The argument that each stockholder is entitled to the presence of his associates to the end that they shall reason and be reasoned. with is not of weight here. The rule of the common law was that no member of a corporation could vote by proxy. 1 Thomp. Corp., s. 875, and cases cited. But the charter of this company introduces a different doctrine. "Absent members may be represented and vote at such meetings by an agent for that purpose duly authorized by writing, signed by the member or members to be represented." Act to establish a manufacturing corporation, by the name of the Jackson Company, 32 Ms. Laws 197 (1830). It is not necessary to now consider what effect the act of 1842, forbidding all proxy voting, giving one vote for each share up to ten, one vote for every two shares between ten and twenty, and no more (R. S., c. 146, s. 20), had upon this right. Dow v. Railroad, 67 N.H. 1, 25, et seq. The act of 1842 was repealed four years later, and the principle of general proxy voting was adopted. Laws 1846, c. 321, s. 5. The limitation of the right, incorporated in the revision of 1867 (G. S., c. 134, s. 21), was removed in 1901, c. 68. Whether the charter or the general law applies here, the rule is that one or many stockholders may be represented at the stockholders' meeting by an agent.

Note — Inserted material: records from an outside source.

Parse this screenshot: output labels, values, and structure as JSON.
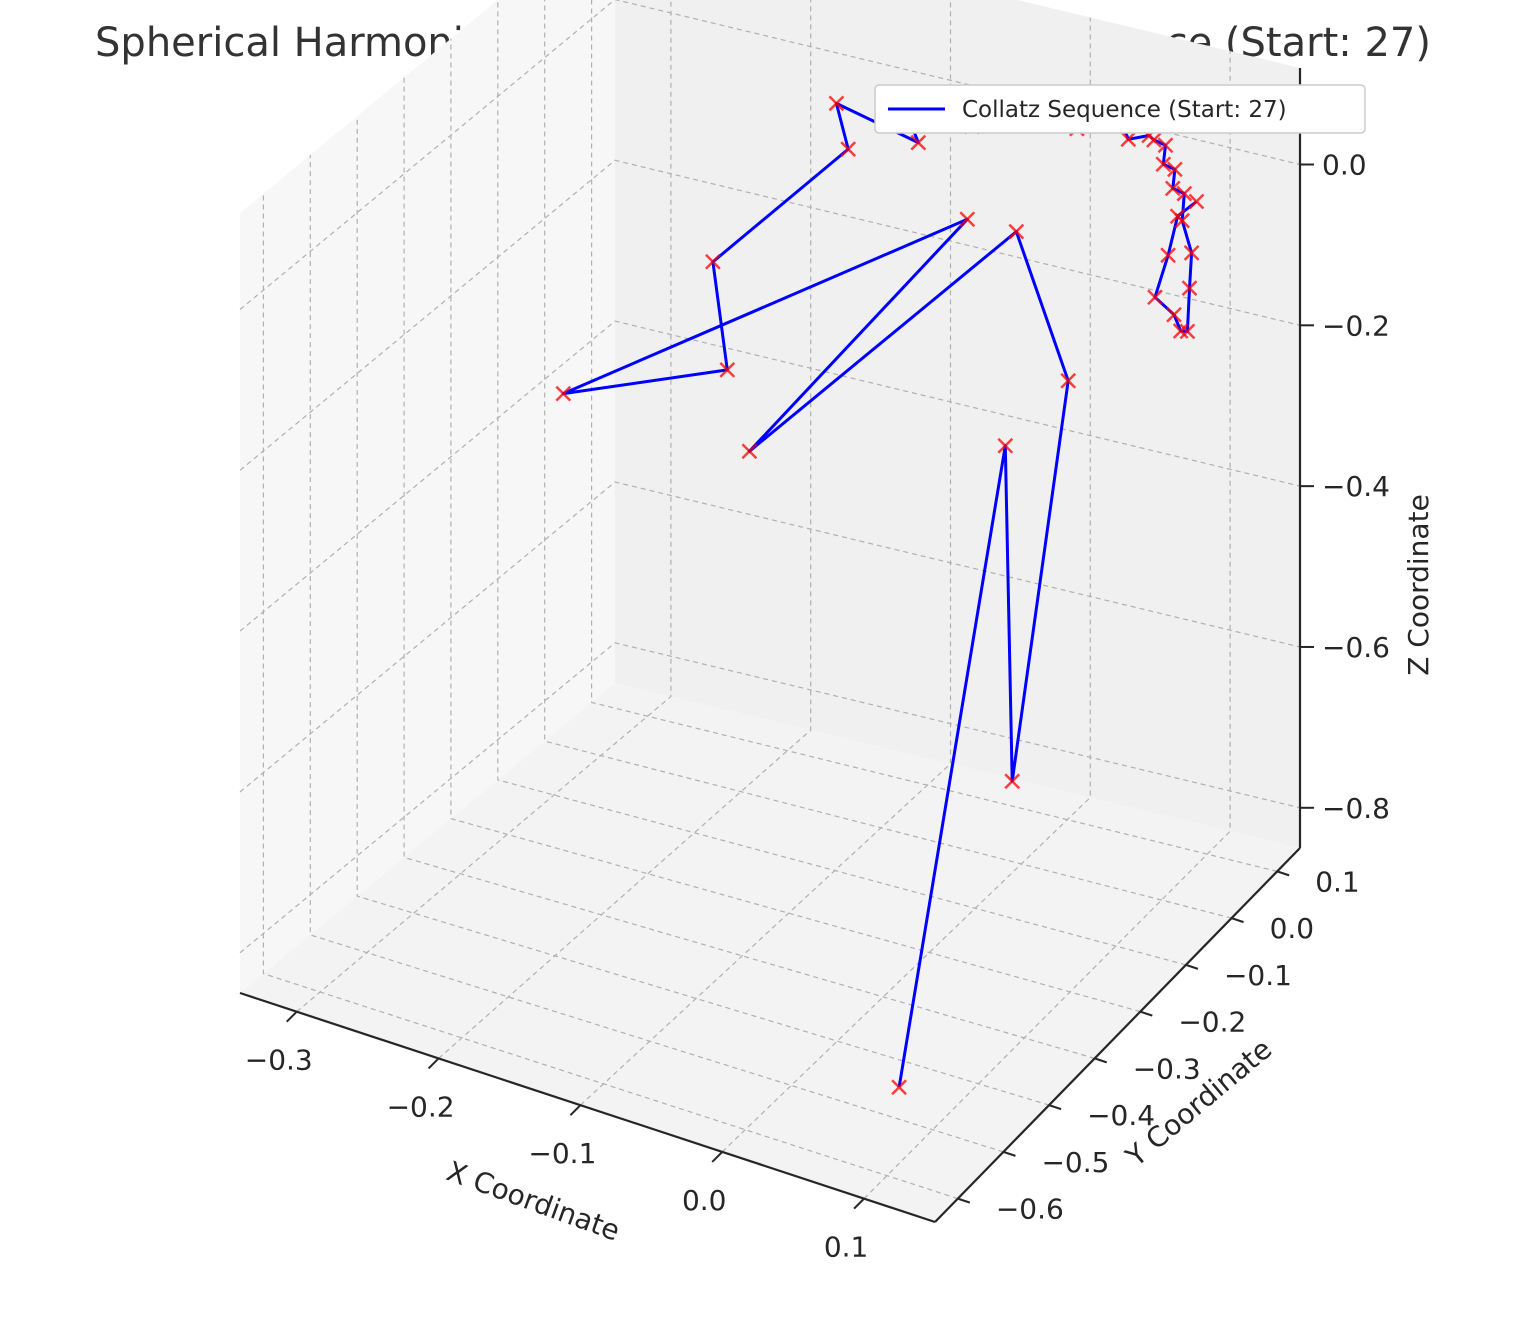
{
  "chart_data": {
    "type": "scatter3d-line",
    "title": "Spherical Harmonic Representation of Collatz Sequence (Start: 27)",
    "xlabel": "X Coordinate",
    "ylabel": "Y Coordinate",
    "zlabel": "Z Coordinate",
    "x_ticks": [
      "−0.3",
      "−0.2",
      "−0.1",
      "0.0",
      "0.1"
    ],
    "y_ticks": [
      "−0.6",
      "−0.5",
      "−0.4",
      "−0.3",
      "−0.2",
      "−0.1",
      "0.0",
      "0.1"
    ],
    "z_ticks": [
      "−0.8",
      "−0.6",
      "−0.4",
      "−0.2",
      "0.0"
    ],
    "x_tick_values": [
      -0.3,
      -0.2,
      -0.1,
      0.0,
      0.1
    ],
    "y_tick_values": [
      -0.6,
      -0.5,
      -0.4,
      -0.3,
      -0.2,
      -0.1,
      0.0,
      0.1
    ],
    "z_tick_values": [
      -0.8,
      -0.6,
      -0.4,
      -0.2,
      0.0
    ],
    "xlim": [
      -0.34,
      0.15
    ],
    "ylim": [
      -0.65,
      0.15
    ],
    "zlim": [
      -0.85,
      0.12
    ],
    "legend": {
      "label": "Collatz Sequence (Start: 27)",
      "placement": "top-right"
    },
    "grid": true,
    "colors": {
      "line": "#0000ff",
      "marker": "#ff0000",
      "pane": "#f2f2f2",
      "grid": "#b0b0b0",
      "title": "#333333"
    },
    "series": [
      {
        "name": "Collatz Sequence (Start: 27)",
        "x": [
          0.115,
          0.005,
          0.085,
          0.04,
          -0.02,
          -0.095,
          -0.055,
          -0.31,
          -0.17,
          -0.22,
          -0.14,
          -0.165,
          -0.09,
          -0.12,
          -0.055,
          -0.05,
          -0.02,
          -0.01,
          -0.005,
          0.0,
          0.02,
          0.04,
          0.06,
          0.065,
          0.075,
          0.08,
          0.085,
          0.09,
          0.095,
          0.1,
          0.105,
          0.115,
          0.12,
          0.125,
          0.13,
          0.135,
          0.128,
          0.121,
          0.118,
          0.125
        ],
        "y": [
          -0.62,
          -0.05,
          -0.28,
          -0.02,
          0.05,
          -0.3,
          0.05,
          -0.05,
          -0.12,
          0.0,
          0.05,
          0.1,
          0.05,
          0.1,
          0.06,
          0.1,
          0.08,
          0.11,
          0.07,
          0.1,
          0.06,
          0.09,
          0.05,
          0.08,
          0.06,
          0.07,
          0.05,
          0.06,
          0.04,
          0.05,
          0.03,
          0.02,
          0.0,
          -0.02,
          -0.05,
          -0.08,
          -0.1,
          -0.05,
          -0.02,
          0.0
        ],
        "z": [
          -0.72,
          -0.3,
          -0.55,
          -0.22,
          -0.1,
          -0.22,
          -0.1,
          -0.38,
          -0.25,
          -0.2,
          -0.05,
          -0.03,
          -0.02,
          0.0,
          0.01,
          0.03,
          0.02,
          0.04,
          0.03,
          0.05,
          0.04,
          0.05,
          0.05,
          0.04,
          0.05,
          0.04,
          0.03,
          0.02,
          0.01,
          0.0,
          -0.02,
          -0.05,
          -0.08,
          -0.12,
          -0.1,
          -0.06,
          -0.03,
          -0.01,
          0.02,
          0.03
        ]
      }
    ]
  }
}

The claim that the votes cast by the trustees were invalid because *Page 361 
they were in effect votes by proxy, and that one stockholder cannot act as proxy for another stockholder, nor can a proxy act for more than one stockholder (P. S, c. 149, s. 22), is answered by the act heretofore referred to. The statute has been repealed. Laws 1901, c. 68. If the statutes authorizing voting by proxy do not apply to a corporation chartered in 1830, then the charter of this company plainly confers rights as broad as those here exercised.
The trustees voted more than one eighth of the whole capital stock, but such action did not affect the result. In any event, they lawfully voted seventy-five shares. Forty-four other shares were voted the same way, and 104 shares were voted against the sale. It is therefore unnecessary to consider whether the statute, passed after the charter was granted and restricting the right to vote on large holdings of stock (Laws 1846, c. 321, s. 5), can affect the rights of these stockholders. As the result was not affected by the action complained of, the vote to sell cannot be set aside for such cause. Attorney-General v. Folsom, 69 N.H. 556.
Case discharged.
All concurred.
After the foregoing opinion was filed, on January 2, 1912, the plaintiffs moved for a rehearing upon the legality of the sale, and further argument was invited upon the method of liquidating the assets.